An urn contains 4 white balls, 6 black balls and 8 red balls. Three balls are drawn one after another without replacement. What is the probability that all three balls drawn are white?

Introduction / Context:
This is a classic probability problem involving drawing balls from an urn without replacement. We are given the counts of white, black and red balls and asked to find the probability that all three balls drawn are white. Because the drawing is without replacement, the probabilities change after each draw, and we must either use combinations or sequential multiplication of conditional probabilities to find the answer.

Given Data / Assumptions:

White balls in the urn: 4.

Black balls: 6.

Red balls: 8.

Total balls = 4 + 6 + 8 = 18.

Three balls are drawn one after another without replacement.

We want the event that all three drawn balls are white.

Concept / Approach:
There are two standard approaches. One uses combinations to count the number of ways to choose three balls from the urn and then restrict to white balls. The other uses the multiplication rule for successive probabilities, taking into account that after each white ball is drawn, both the number of white balls and the total number of balls decrease. Both approaches should lead to the same probability.

Step-by-Step Solution (Combinational Method):
Step 1: Total number of ways to choose any 3 balls from 18 = 18C3.Step 2: Compute 18C3 = (18 * 17 * 16) / (3 * 2 * 1) = 4896 / 6 = 816.Step 3: Number of favourable ways: choose 3 balls from the 4 white balls = 4C3.Step 4: Compute 4C3 = 4.Step 5: Probability = favourable / total = 4 / 816.Step 6: Simplify 4 / 816 = 1 / 204.

Step-by-Step Solution (Sequential Probability):
Step 1: Probability first ball is white = 4 / 18.Step 2: After drawing one white ball, white balls remaining = 3 and total balls = 17. Probability second ball is white = 3 / 17.Step 3: After drawing two white balls, white balls remaining = 2 and total balls = 16. Probability third ball is white = 2 / 16.Step 4: Multiply: overall probability = (4 / 18) * (3 / 17) * (2 / 16) = (4 * 3 * 2) / (18 * 17 * 16).Step 5: Simplify numerator and denominator to confirm that this also equals 1 / 204.

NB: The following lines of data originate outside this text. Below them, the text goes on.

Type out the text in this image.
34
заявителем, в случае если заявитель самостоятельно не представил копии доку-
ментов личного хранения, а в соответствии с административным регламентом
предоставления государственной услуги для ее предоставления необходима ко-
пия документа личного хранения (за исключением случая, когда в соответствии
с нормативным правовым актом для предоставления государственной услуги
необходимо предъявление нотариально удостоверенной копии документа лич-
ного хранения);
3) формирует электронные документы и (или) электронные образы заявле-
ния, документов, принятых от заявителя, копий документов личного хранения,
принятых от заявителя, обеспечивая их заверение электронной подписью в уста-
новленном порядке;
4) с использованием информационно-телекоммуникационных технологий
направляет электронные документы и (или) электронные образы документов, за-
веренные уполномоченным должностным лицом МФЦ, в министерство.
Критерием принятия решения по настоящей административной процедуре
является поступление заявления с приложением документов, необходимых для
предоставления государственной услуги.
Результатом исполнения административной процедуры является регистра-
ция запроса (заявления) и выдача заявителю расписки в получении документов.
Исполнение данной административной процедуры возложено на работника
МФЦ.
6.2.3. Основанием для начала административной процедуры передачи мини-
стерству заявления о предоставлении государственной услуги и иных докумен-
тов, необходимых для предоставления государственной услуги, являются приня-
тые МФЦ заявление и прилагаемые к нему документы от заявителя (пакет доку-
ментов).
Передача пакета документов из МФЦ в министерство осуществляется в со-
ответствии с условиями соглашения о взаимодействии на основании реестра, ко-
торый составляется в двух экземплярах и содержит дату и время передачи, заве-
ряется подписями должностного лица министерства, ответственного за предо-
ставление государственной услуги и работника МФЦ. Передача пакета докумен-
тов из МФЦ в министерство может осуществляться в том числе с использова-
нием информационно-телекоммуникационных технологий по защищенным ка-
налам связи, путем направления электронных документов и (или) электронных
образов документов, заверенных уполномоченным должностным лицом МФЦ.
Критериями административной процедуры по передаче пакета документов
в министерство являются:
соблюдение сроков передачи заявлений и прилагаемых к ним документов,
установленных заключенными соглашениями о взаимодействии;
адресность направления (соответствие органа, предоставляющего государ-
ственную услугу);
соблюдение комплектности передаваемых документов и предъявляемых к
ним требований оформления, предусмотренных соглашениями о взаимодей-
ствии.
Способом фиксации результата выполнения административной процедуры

Verification / Alternative check:
Reducing (4 * 3 * 2) / (18 * 17 * 16) step by step gives 24 / (4896). Dividing numerator and denominator by 24, we get 1 / 204, matching the combinational method. This confirms that both approaches are consistent and that the probability is correctly simplified.

Why Other Options Are Wrong:
5/204 and 13/204 are larger numerators but do not correspond to any meaningful count of favourable combinations. The fractions 3/68 and 1/68 have different denominators and would imply a completely different distribution of balls. Only 1/204 aligns with both the combination formula and the stepwise probability calculation.

Common Pitfalls:
Students sometimes forget that the draws are without replacement and treat each draw as 4/18, leading to (4/18)^3, which is incorrect. Others miscalculate 18C3 or 4C3, producing an incorrect denominator or numerator. Carefully distinguishing between with and without replacement and double-checking combination calculations are essential to avoid these mistakes.

Final Answer:
The probability that all three drawn balls are white is 1/204.